A Closer Look At the Problem Gambling Study

Harvard University recently released a new study on problem gambling. Championing the report was Howard J. Shaffer and Ryan Martin, two well-known experts on the subject. The study is entitled, “Disordered Gambling: Etiology, Trajectory, and Clinical Considerations” and was featured in the Annual Review of Clinical Psychology. The conclusions indicated that problem gambling has dropped and that online gambling does not breed problem gambling.

There has been tremendous growth in land-based gambling over the past 35 years. However, problem gambling has decreased from 0.7% to 0.6%. Therefore, this proves that for the majority of Americans, this is an enjoyable but controllable activity. In an interview with the Chicago Tribune, Shaffer detailed the negative implications propagated by anti-online gambling politicians, support groups, and organizations.

He said that players gambling online have gone from more to less in a matter of weeks. This is an attribute that could have never been predicted. Therefore, the extent of online gambling has proven to be moderate at best.

Shaffer went on to reveal that only 1 percent of the overall global gambling population had participated in online gaming. Furthermore, there was no evidence to support that exposure to online gambling increases the risk of a player becoming addicted. Also, 75 percent of the 0.6 percent problem gamblers have other issues beyond gambling that contribute to their online addiction. The crucial aspect is that the other addictions came prior to the gambling addiction.

The breakdown is as follows:

  • 75 percent had drinking issues
  • 38 percent had drug disorders
  • 60 percent had a dependence on smoking

This recent research adds to the widespread knowledge at Harvard on the subject of problem gambling. The researchers have a two-fold goal of accumulating additional knowledge about problem gambling: enabling improved diagnostic regimes and reaching a balanced view on problem gambling.

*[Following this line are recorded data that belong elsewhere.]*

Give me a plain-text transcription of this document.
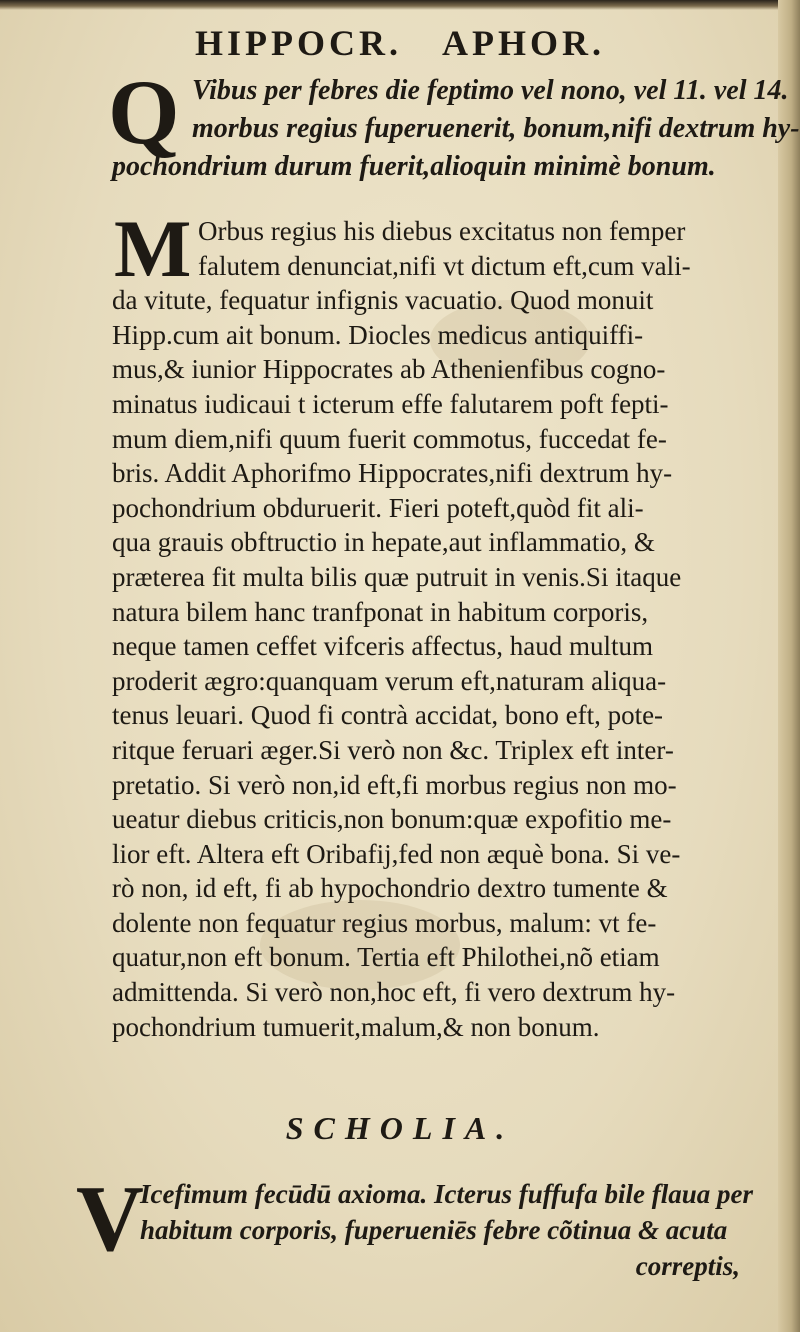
HIPPOCR. APHOR.
Q Vibus per febres die feptimo vel nono, vel 11. vel 14.
morbus regius fuperuenerit, bonum,nifi dextrum hy-
pochondrium durum fuerit,alioquin minimè bonum.
M Orbus regius his diebus excitatus non femper
falutem denunciat,nifi vt dictum eft,cum vali-
da vitute, fequatur infignis vacuatio. Quod monuit
Hipp.cum ait bonum. Diocles medicus antiquiffi-
mus,& iunior Hippocrates ab Athenienfibus cogno-
minatus iudicaui t icterum effe falutarem poft fepti-
mum diem,nifi quum fuerit commotus, fuccedat fe-
bris. Addit Aphorifmo Hippocrates,nifi dextrum hy-
pochondrium obduruerit. Fieri poteft,quòd fit ali-
qua grauis obftructio in hepate,aut inflammatio, &
præterea fit multa bilis quæ putruit in venis.Si itaque
natura bilem hanc tranfponat in habitum corporis,
neque tamen ceffet vifceris affectus, haud multum
proderit ægro:quanquam verum eft,naturam aliqua-
tenus leuari. Quod fi contrà accidat, bono eft, pote-
ritque feruari æger.Si verò non &c. Triplex eft inter-
pretatio. Si verò non,id eft,fi morbus regius non mo-
ueatur diebus criticis,non bonum:quæ expofitio me-
lior eft. Altera eft Oribafij,fed non æquè bona. Si ve-
rò non, id eft, fi ab hypochondrio dextro tumente &
dolente non fequatur regius morbus, malum: vt fe-
quatur,non eft bonum. Tertia eft Philothei,nõ etiam
admittenda. Si verò non,hoc eft, fi vero dextrum hy-
pochondrium tumuerit,malum,& non bonum.
SCHOLIA.
V
Icefimum fecūdū axioma. Icterus fuffufa bile flaua per
habitum corporis, fuperueniēs febre cõtinua & acuta
correptis,
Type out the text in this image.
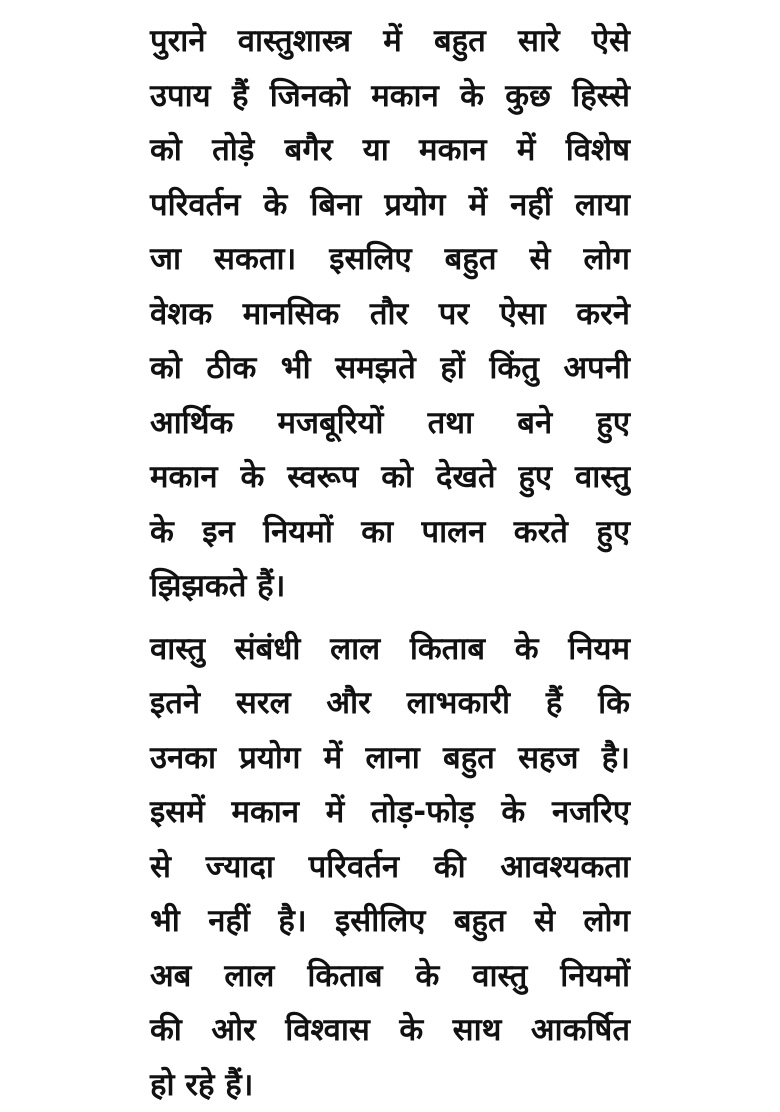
पुराने वास्तुशास्त्र में बहुत सारे ऐसे
उपाय हैं जिनको मकान के कुछ हिस्से
को तोड़े बगैर या मकान में विशेष
परिवर्तन के बिना प्रयोग में नहीं लाया
जा सकता। इसलिए बहुत से लोग
वेशक मानसिक तौर पर ऐसा करने
को ठीक भी समझते हों किंतु अपनी
आर्थिक मजबूरियों तथा बने हुए
मकान के स्वरूप को देखते हुए वास्तु
के इन नियमों का पालन करते हुए
झिझकते हैं।

वास्तु संबंधी लाल किताब के नियम
इतने सरल और लाभकारी हैं कि
उनका प्रयोग में लाना बहुत सहज है।
इसमें मकान में तोड़-फोड़ के नजरिए
से ज्यादा परिवर्तन की आवश्यकता
भी नहीं है। इसीलिए बहुत से लोग
अब लाल किताब के वास्तु नियमों
की ओर विश्वास के साथ आकर्षित
हो रहे हैं।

Shaffer and Martin’s work is not isolated as they have built on the results of other researchers in the problem gambling field. There are actually several researchers that have been sponsored by major online gambling organizations. Also, there are studies assigned by regulatory bodies such as the U.K. Gambling Commission which have found similar results.

In summary, although problem gambling is a disability that could result in tragic concerns, it is not a major threat to the majority of players. This and many other studies validate the claim that online gambling is not a problem for most online players.